Focus on the UND Law Family - Priscila Ulloa '22
Working with the UND Law Women’s Caucus, Priscila Ulloa ’22 finds a community of support while helping others enhance and enrich themselves.
Keep reading to learn more about her experience and why it’s so beneficial to get involved in law school.
What inspired your journey to law school and earning your law degree?
My parents are both immigrants whose families moved to Canada in the late 1970’s and early 80's from Santiago, Chile. No one in my family has ever attended law school or any graduate school, for that matter. Initially, my interest in the law peaked when I saw a need for bilingual family law attorneys in my hometown of Winnipeg.
Why did you choose the University of North Dakota School of Law?
I chose UND because of the personable staff and faculty. You are not just a number at UND Law. The professors know your name and want to see you succeed. Also, the experiential opportunities are unique. With UND Law being the only law school in the state, the networking and job opportunities are exceptional, and the loyalty is to UND students, which is not the norm at other institutions. I had the opportunity to extern at the Federal Court in Bismarck in my 1L summer, and I am currently interning at a local Family law firm. I know that many other schools do not offer opportunities to students until their 3L year. I feel fortunate to be exposed to practical and experiential learning.

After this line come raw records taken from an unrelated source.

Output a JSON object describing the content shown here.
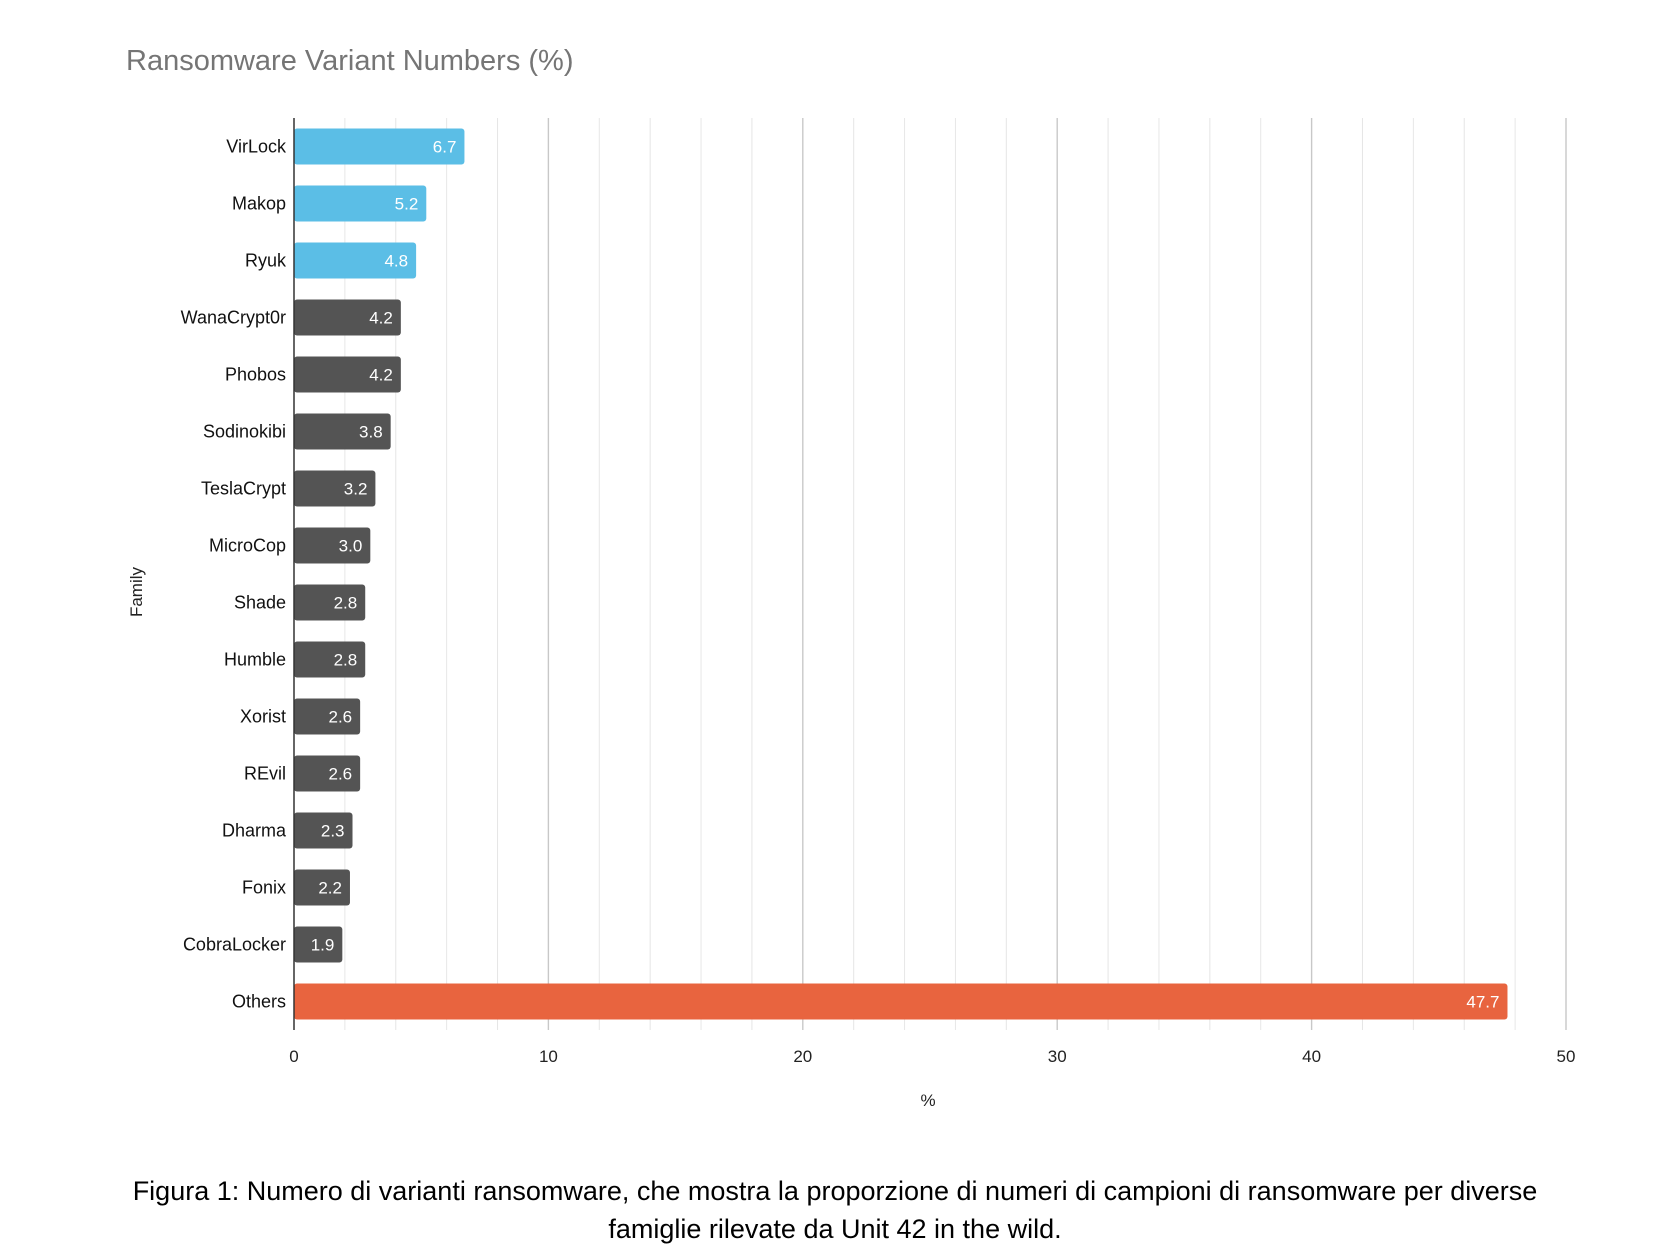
{
  "chart_data": {
    "type": "bar",
    "orientation": "horizontal",
    "title": "Ransomware Variant Numbers (%)",
    "xlabel": "%",
    "ylabel": "Family",
    "xlim": [
      0,
      50
    ],
    "xticks": [
      0,
      10,
      20,
      30,
      40,
      50
    ],
    "grid": true,
    "legend": "none",
    "categories": [
      "VirLock",
      "Makop",
      "Ryuk",
      "WanaCrypt0r",
      "Phobos",
      "Sodinokibi",
      "TeslaCrypt",
      "MicroCop",
      "Shade",
      "Humble",
      "Xorist",
      "REvil",
      "Dharma",
      "Fonix",
      "CobraLocker",
      "Others"
    ],
    "values": [
      6.7,
      5.2,
      4.8,
      4.2,
      4.2,
      3.8,
      3.2,
      3.0,
      2.8,
      2.8,
      2.6,
      2.6,
      2.3,
      2.2,
      1.9,
      47.7
    ],
    "data_labels": [
      "6.7",
      "5.2",
      "4.8",
      "4.2",
      "4.2",
      "3.8",
      "3.2",
      "3.0",
      "2.8",
      "2.8",
      "2.6",
      "2.6",
      "2.3",
      "2.2",
      "1.9",
      "47.7"
    ],
    "bar_colors": [
      "#5bbee6",
      "#5bbee6",
      "#5bbee6",
      "#545454",
      "#545454",
      "#545454",
      "#545454",
      "#545454",
      "#545454",
      "#545454",
      "#545454",
      "#545454",
      "#545454",
      "#545454",
      "#545454",
      "#e8643f"
    ]
  },
  "caption": {
    "line1": "Figura 1: Numero di varianti ransomware, che mostra la proporzione di numeri di campioni di ransomware per diverse",
    "line2": "famiglie rilevate da Unit 42 in the wild."
  }
}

You are a member of the UND Law Women’s Caucus student organization and served as
the Helen Hamilton Day Coordinator this past year. What were your takeaways from the
I was very honored to have served as the Helen Hamilton Day Coordinator for the UND Law Women's Caucus this past year. This year's theme was "Empowered Women," with an overall focus on empowering yourself and the colleagues around you to make meaningful changes in your profession and communities. Nine speakers were featured from across the mid-west and Canada who spoke on various ways to empower females through politics, education, mental health, and professional development. Our keynote speaker was Olympic gold medalist hockey player Jocelyne Lamoureux, who spoke about her journey for fair and equitable treatment in USA Hockey. The event was held virtually via zoom and yielded over 200 virtual attendees.
Tell us about your involvement with LWC in 2020-2021, in addition to coordinating
Helen Hamilton Day:
Throughout the year, I assisted in coordinating fundraisers such as LWC’s annual United Way Feminine Hygiene Product Donation Drive. I helped launch the LWC Instagram account, which proved essential to us this year, especially with everything being virtual. It ended up being a great way for the organization to encourage our members and boost team morale during such unprecedented and uncertain times. I spearheaded a pre-law mentorship program that paired a current LWC member with a prospective law student. I remember what it felt like to have an uneasy feeling, trying to figure out law school for the very first time. It can get lonely and confusing and I wished I had someone to give me advice along the way. This program was a way for our members to be a valuable source of support for prospective students as they navigate their way through the LSAT, applying to law school, and financial hurdles.
How does it feel to be named the 2020-2021 Law Women’s Caucus ‘Outstanding 2L Member’?
This award was significant to me because I truly stand for the mission statement of the Law Women's Caucus, which is to ‘provide a network of support and encouragement to our members and the greater Grand Forks community.’ My path to law school was difficult financially and because I grew up with some childhood traumas that put up barriers in my process along the way. My motivation in contributing to the LWC was to encourage other females who may be going through a tough time. My hope was to be a light for others to show them that they can come up from a difficult situation as well. I was very humbled by the award and was so happy to know that my contributions positively impacted our student body.
Tell us a fun fact about yourself:
A guilty pleasure of mine is ketchup chips. Yes, ketchup chips. They don't exist in America, but they are huge in Canada, and I am going through major withdrawals with the borders being closed right now.